Felix Hollaender’s “Ways to Strength and Beauty” focuses on the importance of the human body’s physical being. He stresses the interconnectivity of the human body and mind, and how they function synergistically. When one improves their physical abilities, he or she also improve their mental attributes at the same time. He frequently references the Greek and Roman perceptions surrounding physical fitness and the aesthetically appreciation of the human form, both male and female included. The human body should not be viewed in solely a sexual manner, but instead celebrated as another human sense that is a representation of the human soul and spirit.
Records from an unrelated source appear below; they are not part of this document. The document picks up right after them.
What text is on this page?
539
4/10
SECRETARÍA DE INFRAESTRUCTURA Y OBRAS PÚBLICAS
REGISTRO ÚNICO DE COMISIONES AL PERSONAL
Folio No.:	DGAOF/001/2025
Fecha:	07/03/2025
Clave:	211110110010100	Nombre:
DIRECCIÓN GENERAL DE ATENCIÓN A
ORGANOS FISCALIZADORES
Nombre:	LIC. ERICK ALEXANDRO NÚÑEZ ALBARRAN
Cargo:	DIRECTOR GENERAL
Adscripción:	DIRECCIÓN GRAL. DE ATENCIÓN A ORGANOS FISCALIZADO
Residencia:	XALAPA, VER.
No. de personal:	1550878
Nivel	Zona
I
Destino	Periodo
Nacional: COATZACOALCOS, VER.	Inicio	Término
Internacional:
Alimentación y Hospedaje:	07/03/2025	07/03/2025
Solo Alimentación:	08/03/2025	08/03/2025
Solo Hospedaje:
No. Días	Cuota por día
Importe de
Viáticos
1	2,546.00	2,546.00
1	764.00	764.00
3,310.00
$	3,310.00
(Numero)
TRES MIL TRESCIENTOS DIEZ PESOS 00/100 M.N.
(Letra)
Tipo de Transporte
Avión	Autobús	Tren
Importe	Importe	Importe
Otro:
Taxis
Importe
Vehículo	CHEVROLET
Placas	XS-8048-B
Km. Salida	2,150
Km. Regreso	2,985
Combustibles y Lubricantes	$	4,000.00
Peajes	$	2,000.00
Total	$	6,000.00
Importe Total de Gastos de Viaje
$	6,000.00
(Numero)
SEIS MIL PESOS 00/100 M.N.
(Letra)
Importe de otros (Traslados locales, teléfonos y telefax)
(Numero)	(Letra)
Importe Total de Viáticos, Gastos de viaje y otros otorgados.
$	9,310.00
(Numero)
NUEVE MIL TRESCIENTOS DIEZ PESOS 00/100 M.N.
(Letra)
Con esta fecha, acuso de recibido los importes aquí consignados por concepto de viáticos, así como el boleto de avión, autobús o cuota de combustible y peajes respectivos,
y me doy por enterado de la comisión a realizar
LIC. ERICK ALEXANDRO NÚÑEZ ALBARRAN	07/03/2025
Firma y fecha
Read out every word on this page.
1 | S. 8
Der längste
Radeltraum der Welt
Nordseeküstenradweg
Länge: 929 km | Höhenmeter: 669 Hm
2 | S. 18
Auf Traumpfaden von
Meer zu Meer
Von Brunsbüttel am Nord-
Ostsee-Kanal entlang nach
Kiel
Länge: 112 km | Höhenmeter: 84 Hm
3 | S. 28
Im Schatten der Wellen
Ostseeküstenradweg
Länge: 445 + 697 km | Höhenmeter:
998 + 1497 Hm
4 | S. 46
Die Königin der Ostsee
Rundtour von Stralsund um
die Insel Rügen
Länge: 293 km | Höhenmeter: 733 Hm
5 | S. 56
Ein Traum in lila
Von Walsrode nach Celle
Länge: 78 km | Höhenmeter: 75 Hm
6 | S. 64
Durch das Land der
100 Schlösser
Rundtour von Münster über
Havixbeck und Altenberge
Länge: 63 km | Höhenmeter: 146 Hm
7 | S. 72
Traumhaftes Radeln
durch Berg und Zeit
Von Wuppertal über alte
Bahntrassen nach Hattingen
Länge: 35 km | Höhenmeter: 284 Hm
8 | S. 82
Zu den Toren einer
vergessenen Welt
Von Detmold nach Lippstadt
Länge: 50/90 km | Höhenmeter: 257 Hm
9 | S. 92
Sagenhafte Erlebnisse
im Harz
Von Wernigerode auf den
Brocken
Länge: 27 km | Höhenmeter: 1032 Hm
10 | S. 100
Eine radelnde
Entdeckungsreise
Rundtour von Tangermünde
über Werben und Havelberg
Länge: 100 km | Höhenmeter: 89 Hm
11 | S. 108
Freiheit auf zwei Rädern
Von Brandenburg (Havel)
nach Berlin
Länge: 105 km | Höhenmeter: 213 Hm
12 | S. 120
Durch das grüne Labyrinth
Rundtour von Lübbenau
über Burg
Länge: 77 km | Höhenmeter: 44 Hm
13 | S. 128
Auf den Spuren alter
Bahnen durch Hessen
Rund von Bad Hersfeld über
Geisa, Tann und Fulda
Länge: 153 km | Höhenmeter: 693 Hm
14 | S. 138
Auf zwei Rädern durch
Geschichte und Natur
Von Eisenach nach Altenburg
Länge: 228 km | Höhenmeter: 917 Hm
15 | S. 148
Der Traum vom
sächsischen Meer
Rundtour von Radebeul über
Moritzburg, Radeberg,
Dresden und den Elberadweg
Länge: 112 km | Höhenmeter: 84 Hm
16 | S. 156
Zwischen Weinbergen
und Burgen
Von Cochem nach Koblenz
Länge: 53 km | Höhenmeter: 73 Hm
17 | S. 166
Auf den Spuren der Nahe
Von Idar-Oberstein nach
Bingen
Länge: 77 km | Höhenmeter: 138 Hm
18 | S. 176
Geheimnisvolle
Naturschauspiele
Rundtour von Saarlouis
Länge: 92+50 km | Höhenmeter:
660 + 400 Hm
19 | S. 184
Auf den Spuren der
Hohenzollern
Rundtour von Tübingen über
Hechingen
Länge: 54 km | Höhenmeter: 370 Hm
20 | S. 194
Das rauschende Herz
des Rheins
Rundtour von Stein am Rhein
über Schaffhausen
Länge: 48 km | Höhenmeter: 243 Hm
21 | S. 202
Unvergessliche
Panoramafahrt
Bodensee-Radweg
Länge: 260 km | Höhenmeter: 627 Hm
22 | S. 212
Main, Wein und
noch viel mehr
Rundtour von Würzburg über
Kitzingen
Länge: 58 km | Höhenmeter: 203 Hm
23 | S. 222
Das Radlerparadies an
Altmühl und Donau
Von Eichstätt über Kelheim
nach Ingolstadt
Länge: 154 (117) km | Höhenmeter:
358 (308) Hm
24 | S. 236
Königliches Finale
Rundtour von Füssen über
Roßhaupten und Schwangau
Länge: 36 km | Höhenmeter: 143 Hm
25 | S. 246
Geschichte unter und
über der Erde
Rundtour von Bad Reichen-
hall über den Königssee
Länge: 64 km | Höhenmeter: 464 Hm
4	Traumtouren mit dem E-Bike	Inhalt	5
Hollaender describes how certain people within society had difficulty finding the time to train their bodies because their jobs interfered. Modernization has created sedentary desk jobs that do not engage the body physically. These modern office environments did not exist in the past and have replaced jobs were physical exertion was a critical component of the type of work. Hard laborers became fit through the type of work that they did. Since jobs requiring physical assertion have been waning with modernization, the population as a whole must find other ways to maintain their bodies. In order to address this newly developing trend, Hollaender emphasizes the need for sport and other varying forms of physical competition in order to offset the sedentary trend of new forms of employment that has developed.
Do you believe that the Nazi’s were in accordance with Hallaender’s beliefs about the human body and how physical fitness could strengthen the connectedness of the human sole? Or do you believe that they simply viewed human fitness as a means to create better soldiers who would be more adept in battle?